Gosier : un homme de 32 ans abattu devant un établissement de nuit
La victime a été criblée de balles vers 5h30 ce dimanche. Deux gardes à vue ont été ouvertes. Il s'agit du 23e homicide enregistré en Guadeloupe depuis janvier.
Un homme de 32 ans a été tué par arme à feu dans la nuit de samedi à dimanche au Gosier. La fusillade s'est produite vers 5h30 à la sortie d'un établissement de nuit. La brigade criminelle a ouvert une enquête, avec deux personnes placées en garde à vue.
L'essentiel
Ce qu'il faut retenir
- Un homme de 32 ans a été tué par arme à feu le 19 juillet 2026 vers 5h30 devant un établissement de nuit au Gosier.
- La victime a été criblée de plusieurs balles et est décédée sur place, selon les premiers éléments de l'enquête.
- Ce drame constitue le 23e homicide enregistré en Guadeloupe depuis le début de l'année 2026.
- La brigade criminelle a ouvert une enquête et deux hommes ont été placés en garde à vue.
Un homme de 32 ans a été abattu ce dimanche 19 juillet 2026 vers 5h30 à la sortie d’un établissement de nuit au Gosier. Selon les premiers éléments de l’enquête rapportés par France Antilles Guadeloupe, la victime a été criblée de plusieurs balles. Elle est décédée sur place.
La brigade criminelle a été saisie de l’affaire dès les premières heures. Deux hommes ont été placés en garde à vue dans le cadre de l’enquête, selon le journaliste Éric Stimpfling.
23e homicide de l’année en Guadeloupe
Ce drame constitue le 23e homicide enregistré dans le ressort de la cour d’appel de Basse-Terre depuis le début de l’année 2026. Le parquet de Basse-Terre a confirmé ce bilan sur son compte X.
Ce rythme représente plus de trois homicides par mois en moyenne sur le territoire guadeloupéen. La Guadeloupe enregistre un des taux de violences mortelles les plus élevés de France, selon les statistiques de délinquance publiées en début d’année.
Une escalade de la criminalité violente
Le bilan 2025 révélait déjà une hausse des homicides en Guadeloupe, selon les données consolidées par La 1ère Franceinfo Guadeloupe. L’année 2026 confirme cette tendance à l’escalade, avec 23 homicides en moins de sept mois.
Les zones de vie nocturne font partie des points chauds de la criminalité violente dans l’archipel. Les fusillades et règlements de comptes aux abords des bars et établissements de nuit demeurent récurrents. En juillet, plusieurs incidents similaires ont été rapportés, certains établissements ayant fait l’objet de fermetures administratives pour atteinte à l’ordre public.
Des violences comparables ont été enregistrées ailleurs en France ces dernières semaines. À Gap, deux personnes ont été blessées par des tirs de mortiers début juillet.

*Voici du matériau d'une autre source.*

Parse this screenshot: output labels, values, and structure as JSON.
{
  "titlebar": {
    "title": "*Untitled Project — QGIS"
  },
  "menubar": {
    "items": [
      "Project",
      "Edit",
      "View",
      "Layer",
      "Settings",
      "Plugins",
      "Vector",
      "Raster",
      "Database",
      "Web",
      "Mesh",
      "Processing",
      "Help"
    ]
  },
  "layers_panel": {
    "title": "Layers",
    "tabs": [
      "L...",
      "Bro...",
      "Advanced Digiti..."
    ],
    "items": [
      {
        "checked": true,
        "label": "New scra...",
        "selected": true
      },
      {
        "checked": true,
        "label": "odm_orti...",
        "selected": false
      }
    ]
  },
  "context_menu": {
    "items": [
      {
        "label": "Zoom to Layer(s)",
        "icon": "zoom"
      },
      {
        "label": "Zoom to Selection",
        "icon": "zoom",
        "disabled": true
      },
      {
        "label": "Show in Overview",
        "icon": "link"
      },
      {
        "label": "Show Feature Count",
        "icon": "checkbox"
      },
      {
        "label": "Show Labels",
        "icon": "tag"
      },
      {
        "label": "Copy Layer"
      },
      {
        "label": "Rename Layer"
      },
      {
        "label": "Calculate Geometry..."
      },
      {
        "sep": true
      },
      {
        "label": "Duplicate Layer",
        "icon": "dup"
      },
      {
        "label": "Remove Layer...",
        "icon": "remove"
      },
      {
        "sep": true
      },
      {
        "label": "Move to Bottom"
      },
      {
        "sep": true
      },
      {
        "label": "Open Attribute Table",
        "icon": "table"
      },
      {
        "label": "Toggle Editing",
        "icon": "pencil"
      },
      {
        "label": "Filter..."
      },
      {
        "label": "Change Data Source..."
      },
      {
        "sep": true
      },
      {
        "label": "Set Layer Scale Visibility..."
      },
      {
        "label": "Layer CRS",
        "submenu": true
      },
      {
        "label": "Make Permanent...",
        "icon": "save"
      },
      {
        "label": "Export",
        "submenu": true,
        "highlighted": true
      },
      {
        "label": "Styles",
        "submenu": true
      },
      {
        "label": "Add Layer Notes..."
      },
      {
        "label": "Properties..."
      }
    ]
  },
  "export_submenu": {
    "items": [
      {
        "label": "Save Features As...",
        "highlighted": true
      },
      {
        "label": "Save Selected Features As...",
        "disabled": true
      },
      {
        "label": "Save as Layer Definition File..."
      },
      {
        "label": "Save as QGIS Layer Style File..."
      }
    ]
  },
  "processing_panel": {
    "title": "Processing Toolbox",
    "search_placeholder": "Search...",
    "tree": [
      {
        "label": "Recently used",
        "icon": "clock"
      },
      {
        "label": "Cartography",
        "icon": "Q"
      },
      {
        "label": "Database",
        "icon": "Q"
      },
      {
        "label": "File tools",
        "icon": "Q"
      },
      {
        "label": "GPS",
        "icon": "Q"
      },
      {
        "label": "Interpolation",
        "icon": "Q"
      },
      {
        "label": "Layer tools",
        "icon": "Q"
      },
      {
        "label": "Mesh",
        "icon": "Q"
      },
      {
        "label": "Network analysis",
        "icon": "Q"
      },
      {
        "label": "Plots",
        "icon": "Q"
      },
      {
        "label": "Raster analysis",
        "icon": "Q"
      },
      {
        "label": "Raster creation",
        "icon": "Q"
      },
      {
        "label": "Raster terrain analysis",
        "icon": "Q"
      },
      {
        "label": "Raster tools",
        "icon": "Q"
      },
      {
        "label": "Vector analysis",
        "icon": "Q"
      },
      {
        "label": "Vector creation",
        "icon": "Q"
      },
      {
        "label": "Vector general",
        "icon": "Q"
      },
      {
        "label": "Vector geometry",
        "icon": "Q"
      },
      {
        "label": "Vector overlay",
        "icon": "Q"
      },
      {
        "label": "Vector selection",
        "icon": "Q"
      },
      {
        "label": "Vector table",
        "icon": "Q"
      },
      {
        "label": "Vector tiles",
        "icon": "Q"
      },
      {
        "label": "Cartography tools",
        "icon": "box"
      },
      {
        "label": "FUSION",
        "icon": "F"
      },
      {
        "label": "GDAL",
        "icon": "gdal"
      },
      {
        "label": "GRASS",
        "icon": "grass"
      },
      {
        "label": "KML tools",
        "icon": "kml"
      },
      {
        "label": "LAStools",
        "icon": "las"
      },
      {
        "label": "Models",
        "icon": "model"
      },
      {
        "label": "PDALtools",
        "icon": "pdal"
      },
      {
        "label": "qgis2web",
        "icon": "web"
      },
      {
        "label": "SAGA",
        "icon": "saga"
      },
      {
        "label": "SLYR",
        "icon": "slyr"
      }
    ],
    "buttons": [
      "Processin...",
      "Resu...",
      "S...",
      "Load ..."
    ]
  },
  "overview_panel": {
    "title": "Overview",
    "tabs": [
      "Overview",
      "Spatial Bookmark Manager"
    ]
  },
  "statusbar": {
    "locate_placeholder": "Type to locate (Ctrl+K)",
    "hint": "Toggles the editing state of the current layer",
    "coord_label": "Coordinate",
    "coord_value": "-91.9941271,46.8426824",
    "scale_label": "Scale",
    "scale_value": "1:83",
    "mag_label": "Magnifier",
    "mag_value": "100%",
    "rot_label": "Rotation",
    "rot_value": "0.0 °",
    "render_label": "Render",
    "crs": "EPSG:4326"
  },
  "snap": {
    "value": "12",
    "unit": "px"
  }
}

À Villemandeur, des tirs de police lors d’un contrôle ont nécessité la saisine de l’IGPN.
Une commune touristique touchée
Le Gosier, où s’est produit le drame, est une commune touristique de l’est de la Grande-Terre. Elle compte environ 28 000 habitants et accueille une forte concentration d’établissements hôteliers et de loisirs nocturnes.
L’établissement devant lequel la victime a été abattue se situe dans une zone fréquentée en soirée. Les circonstances exactes de la fusillade n’ont pas été détaillées par les autorités à ce stade de l’enquête.
Contexte en Guadeloupe
L’archipel guadeloupéen, territoire d’environ 380 000 habitants, connaît depuis plusieurs années une augmentation des violences par arme à feu. Les homicides sont souvent liés à des trafics de stupéfiants ou à des conflits entre bandes rivales.
En février 2026, le bilan de la délinquance publié par les services de l’État confirmait cette évolution préoccupante. Les zones urbaines concentrent l’essentiel des faits de criminalité violente, avec des pics enregistrés dans les agglomérations de Pointe-à-Pitre, des Abymes et du Gosier.
Les autorités locales et la préfecture ont multiplié les opérations de contrôle et de lutte contre les trafics ces derniers mois, sans parvenir à enrayer la spirale des violences.
Enquête en cours
La brigade criminelle poursuit ses investigations pour établir les circonstances précises de l’homicide et identifier les responsables. Les deux personnes placées en garde à vue sont interrogées par les enquêteurs.
Le procureur de la République de Basse-Terre n’a pas communiqué d’éléments supplémentaires sur le mobile de l’agression ou l’identité de la victime. Les résultats des auditions et des premières constatations techniques devraient permettre d’orienter les recherches dans les prochains jours.